村の住人に説明をしてもらったが、特に異論は出ていないとの事だった。むしろ歓迎ムードになっている。クロとミミが説明をうまくしてくれたのだろう。


オレより村の住人達と過ごすことが多いので、受け入れてもらいやすいと思ってお願いしたのだ。


ズズたち妖魔グループは、初めて風呂に入ったらしくすぐに気に入りなかなか上がろうとしなかったが、さすがにのぼせたようでふらふらしていたので風のマテルで涼しい風を送りクールダウンしてから、ゲストハウスに案内してもらった。


風呂に入り疲れたのだろう。朝を少し過ぎたころだったが、ベットに入りすぐに寝息を立てたらしい。


クロとミミには少し休むように言ったのだが、歓迎会の準備を手伝うと言ってティカの所に行ってしまった。


つくづく、いい仲間に恵まれたと思う。俺のことを気遣ってくれるのは嬉しいが、それ以上に周りに気を使ってくれているのが嬉しい。前ジルさんに奴隷は主人には気を使うが、それ以外には主人の命令がなければ言うことは聞かないと聞いた。


従者3人は奴隷ではないし執事、メイドという立場のため当たり前といわれたらそれまでかもしれないが、やはり主人としては嬉しい。


ここはオレも頑張らなくてはならない。妖魔の家を建てるため前に作った畑の反対側にある家の後ろを開拓する。基本的には入り口の門から見て広場を通り、俺の家が中心で、西側にはモーンの小屋や畑がある。そして東側に住宅や店などを並ばせるつもりだ。


村を作るなんてまったくやったことないし、シ〇シティのようなゲームならやったことあるが、規模がそこまで大きくないので参考にならない。


以前に立てた家3軒はそのままにして、家の後ろにある壁を一度撤去する。壁を作るのはだいぶやったのでかなり手馴れてきたため、30分程度で撤去は完了した。


そして、より広く壁を作り直す。今後のことも考えて壁は200m程度東の森側に広げて設置した。森の中でまだ手をあまり加えていない場所のため、木以外にも雑草も生えているので結構時間がかかってしまった。


それでも壁設置は2時間ぐらいでできた。昼休憩を挟んで、神秘の力をかなり高め一気に土をやわらかくする。木が倒れ雑草も掘り起こされている。この状態で前から少しずつ練習していた神秘の力をマジックハンドのように使う技を駆使し、まずは雑草を撤去していく。

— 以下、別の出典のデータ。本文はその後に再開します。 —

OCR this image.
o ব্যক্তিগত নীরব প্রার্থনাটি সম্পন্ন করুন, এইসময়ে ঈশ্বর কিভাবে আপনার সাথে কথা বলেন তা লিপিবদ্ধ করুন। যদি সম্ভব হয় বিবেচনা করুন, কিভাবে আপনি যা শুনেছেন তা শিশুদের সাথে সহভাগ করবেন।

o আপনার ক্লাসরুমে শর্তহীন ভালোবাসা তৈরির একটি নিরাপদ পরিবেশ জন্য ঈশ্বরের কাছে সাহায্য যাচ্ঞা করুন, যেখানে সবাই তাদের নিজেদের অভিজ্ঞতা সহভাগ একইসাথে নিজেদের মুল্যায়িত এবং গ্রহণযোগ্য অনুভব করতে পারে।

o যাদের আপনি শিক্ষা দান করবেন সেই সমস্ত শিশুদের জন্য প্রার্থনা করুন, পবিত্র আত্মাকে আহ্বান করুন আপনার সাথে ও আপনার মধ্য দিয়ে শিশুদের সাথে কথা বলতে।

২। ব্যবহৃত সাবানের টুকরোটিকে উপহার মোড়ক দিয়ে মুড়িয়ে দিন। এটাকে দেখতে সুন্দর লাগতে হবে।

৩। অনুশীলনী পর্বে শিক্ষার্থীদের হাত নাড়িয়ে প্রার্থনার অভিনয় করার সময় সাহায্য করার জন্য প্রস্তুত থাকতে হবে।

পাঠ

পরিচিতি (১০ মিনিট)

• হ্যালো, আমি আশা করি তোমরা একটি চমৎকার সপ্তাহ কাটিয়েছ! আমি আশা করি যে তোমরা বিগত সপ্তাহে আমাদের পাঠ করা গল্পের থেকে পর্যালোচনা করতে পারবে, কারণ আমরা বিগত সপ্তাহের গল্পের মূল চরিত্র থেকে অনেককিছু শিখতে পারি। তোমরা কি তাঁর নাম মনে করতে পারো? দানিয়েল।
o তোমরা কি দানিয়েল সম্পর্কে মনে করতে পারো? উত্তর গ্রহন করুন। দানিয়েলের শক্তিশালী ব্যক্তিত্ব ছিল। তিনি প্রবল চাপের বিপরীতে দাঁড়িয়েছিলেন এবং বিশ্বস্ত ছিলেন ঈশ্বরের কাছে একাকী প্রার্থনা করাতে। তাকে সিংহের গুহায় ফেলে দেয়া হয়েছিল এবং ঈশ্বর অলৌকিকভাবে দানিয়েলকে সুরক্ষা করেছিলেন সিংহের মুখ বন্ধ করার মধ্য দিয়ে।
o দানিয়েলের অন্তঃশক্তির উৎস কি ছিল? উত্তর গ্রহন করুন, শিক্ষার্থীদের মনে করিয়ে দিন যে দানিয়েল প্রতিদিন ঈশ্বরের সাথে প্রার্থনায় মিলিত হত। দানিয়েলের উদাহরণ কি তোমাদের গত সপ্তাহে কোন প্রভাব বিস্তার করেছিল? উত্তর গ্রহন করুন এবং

一度掘り起こされているので掴めばすぐ取れ、何本もマジックハンドを遠くまで延ばして雑草を掴んでは集め、掴んでは集め・・・2時間ぐらいで雑草はほとんど集め終わった。なんだかんだで、雑草だけでも俺の身長(約170cm)ぐらいまで積み上がった。これはモーンたちの餌になるからこのまま天日干しだ。


次に木を集めていく。マジックハンドでは筋力は必要なく神秘の力の込め具合で力が変わるため、惜しげもなく力を込めて木を運搬し、開拓した土地の端に枝を切って重ねていく。


もうちょっとで夕方に差し掛かるが、今日中に仕上げてしまいたいのでもう少し頑張ろう。


次は土のマテルでやわらかくした土地を、雨が降ってもぐちゃぐちゃにならないように硬く固めていく。しかし石ほどには硬くせずその手前ぐらいでやめておく。


なんとなく石みたいにすると硬すぎる感じがする。本当になんとなくなので、あとで村人から要望があればもっと硬く変化させよう。


もう少しで日が落ちるが、次に家をとりあえず3軒建てる。村のレイアウトとしてはこちら方向は住宅などを作っていこうとしている。先に建ててあった3軒と背中合わせになるように建てた。


この3軒は妖魔や他に家が欲しい人が居ればとりあえず分け与えようと思っている。土のマテルで作ったレンガつくりっぽい家のため、あまり長持ちはしないかもしれないが、住むにはまったく問題ないので今はこれで問題ないだろう。


日が落ちたころ、クロが迎えに来た。


「ユウ様、お疲れ様でした。さすがですね、一人でここまでしてしまうとは。しかしいろいろ驚かされていたのでもうこのぐらいでは驚かないですね」


まぁそうだろう。地下でもかなり驚いていたからね。もう整地するぐらいでは驚かないだろう。


「もうそろそろ準備が整います。汗をかいていらっしゃるようですので、お風呂に入ってきてからはじめましょう。開始時間は少しあとに設定し住民に話しておきます。そして、その時間に合わせて妖魔の方々にも来ていただくようお話してきます」


さすがだね、気が利くよ。クロがこうやって裏で調整してくれるから、オレも自由にできる。でもなんか頼りにしすぎると何もできなくなりそうだから、自分でもちゃんと動くようにしよう。うん、そうしよう。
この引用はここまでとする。